An active-minded man, he is described as "a merchant, a sportsman, a mayor, a collector, squire, captain and poet, politician and factor". His humour and social qualities made him sought after. He sang well and wrote songs, some of which show a graceful lyrical faculty and are still popular. Oh dinna ask me gin I lo'e ye is perhaps the best known, and with Here's to the year that's awa is often included in collections of Scottish poetry. These and two others by him are in the Modern Scottish Minstrel (1857, v. 77–81) of Dr. C. Rogers. Dunlop was also known as a writer of monumental and other inscriptions.

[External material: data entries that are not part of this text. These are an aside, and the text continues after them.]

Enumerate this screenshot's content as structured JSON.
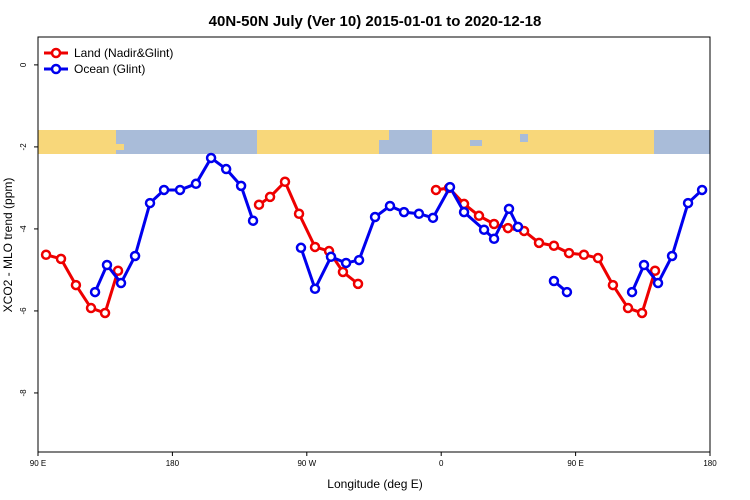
{
  "chart_data": {
    "type": "line",
    "title": "40N-50N July (Ver 10)   2015-01-01 to 2020-12-18",
    "xlabel": "Longitude (deg E)",
    "ylabel": "XCO2 - MLO trend (ppm)",
    "xlim": [
      90,
      540
    ],
    "xticks": [
      {
        "value": 90,
        "label": "90 E"
      },
      180,
      {
        "value": 270,
        "label": "90 W"
      },
      {
        "value": 360,
        "label": "0"
      },
      {
        "value": 450,
        "label": "90 E"
      },
      {
        "value": 540,
        "label": "180"
      }
    ],
    "ylim": [
      -9.44,
      0.68
    ],
    "yticks": [
      0,
      -2,
      -4,
      -6,
      -8
    ],
    "legend": "top-left",
    "series": [
      {
        "name": "Land (Nadir&Glint)",
        "color": "#ee0000",
        "x": [
          95.4,
          105.4,
          115.4,
          125.5,
          134.9,
          143.6,
          null,
          238,
          245.4,
          255.4,
          264.8,
          275.5,
          284.9,
          294.2,
          304.3,
          null,
          356.5,
          365.2,
          375.3,
          385.3,
          395.4,
          404.7,
          415.5,
          425.5,
          435.5,
          445.6,
          455.6,
          465,
          475,
          485.1,
          494.5,
          503.2
        ],
        "values": [
          -4.63,
          -4.73,
          -5.37,
          -5.93,
          -6.05,
          -5.02,
          null,
          -3.41,
          -3.22,
          -2.85,
          -3.63,
          -4.44,
          -4.54,
          -5.05,
          -5.34,
          null,
          -3.05,
          -3.0,
          -3.39,
          -3.68,
          -3.88,
          -3.98,
          -4.05,
          -4.34,
          -4.41,
          -4.59,
          -4.63,
          -4.71,
          -5.37,
          -5.93,
          -6.05,
          -5.02
        ]
      },
      {
        "name": "Ocean (Glint)",
        "color": "#0000ee",
        "x": [
          128.2,
          136.2,
          145.6,
          155,
          165,
          174.4,
          185.1,
          195.8,
          205.9,
          216,
          226,
          234,
          null,
          266.1,
          275.5,
          286.2,
          296.3,
          305,
          315.7,
          325.7,
          335.1,
          345.1,
          354.5,
          365.9,
          375.3,
          388.7,
          395.4,
          405.4,
          411.4,
          null,
          435.5,
          444.2,
          null,
          487.8,
          495.8,
          505.2,
          514.6,
          525.3,
          534.7
        ],
        "values": [
          -5.54,
          -4.88,
          -5.32,
          -4.66,
          -3.37,
          -3.05,
          -3.05,
          -2.9,
          -2.27,
          -2.54,
          -2.95,
          -3.8,
          null,
          -4.46,
          -5.46,
          -4.68,
          -4.83,
          -4.76,
          -3.71,
          -3.44,
          -3.59,
          -3.63,
          -3.73,
          -2.98,
          -3.59,
          -4.02,
          -4.24,
          -3.51,
          -3.95,
          null,
          -5.27,
          -5.54,
          null,
          -5.54,
          -4.88,
          -5.32,
          -4.66,
          -3.37,
          -3.05
        ]
      }
    ]
  }
}
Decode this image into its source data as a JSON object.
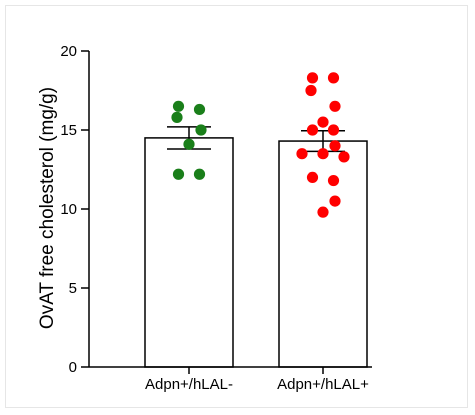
{
  "chart_data": {
    "type": "bar",
    "title": "",
    "xlabel": "",
    "ylabel": "OvAT free cholesterol (mg/g)",
    "ylim": [
      0,
      20
    ],
    "yticks": [
      0,
      5,
      10,
      15,
      20
    ],
    "categories": [
      "Adpn+/hLAL-",
      "Adpn+/hLAL+"
    ],
    "values": [
      14.5,
      14.3
    ],
    "errors": [
      0.7,
      0.65
    ],
    "bar_fill": "#ffffff",
    "bar_edge": "#000000",
    "point_colors": [
      "#1a7f1a",
      "#ff0000"
    ],
    "points": [
      [
        16.5,
        16.3,
        15.8,
        15.0,
        14.1,
        12.2,
        12.2
      ],
      [
        18.3,
        18.3,
        17.5,
        16.5,
        15.5,
        15.0,
        15.0,
        14.0,
        13.5,
        13.5,
        13.3,
        12.0,
        11.8,
        10.5,
        9.8
      ]
    ],
    "grid": false,
    "legend": "none"
  }
}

He was a leading member of the convivial Hodge Podge Club in Glasgow, for which some of his verses were composed. In figure he was a "hogshead", but "as jolly a cask as ere loaded the ground". In 1818, he edited for a son of Sir James and Lady Frances Steuart some letters to them from Lady Mary W. Montagu, since reprinted by Lord Wharncliffe. He printed for private circulation a couple of volumes of his occasional pieces, and his son, John Colin Dunlop, the author of the History of Fiction, edited a volume of his poems in 1836. According to the statement of the Rev. Charles Rogers, four volumes of poetry in manuscript are in existence.

==Family==
He married Jessy Miller of Glenlee, daughter of Thomas Miller, Lord Glenlee and granddaughter of John Murdoch of Rosebank.

==Publications==
His works are:
1. "Poems on several Occasions", Greenock, 1817–19, 2 vols. octavo (only ten copies, privately printed; one is in the Abbotsford Library).
2. Original Letters from the Right Hon. Lady Mary W. Montagu to Sir James and Lady Frances Steuart, and Memoirs and Anecdotes of those distinguished Persons, duodecimo, Greenock, 1818 (privately printed).
3. "Poems on several Occasions from 1793 to 1816", octavo, Edinburgh, 1836 (only fifty copies privately printed by J. Colin Dunlop).
Not one of these three works is in the British Museum.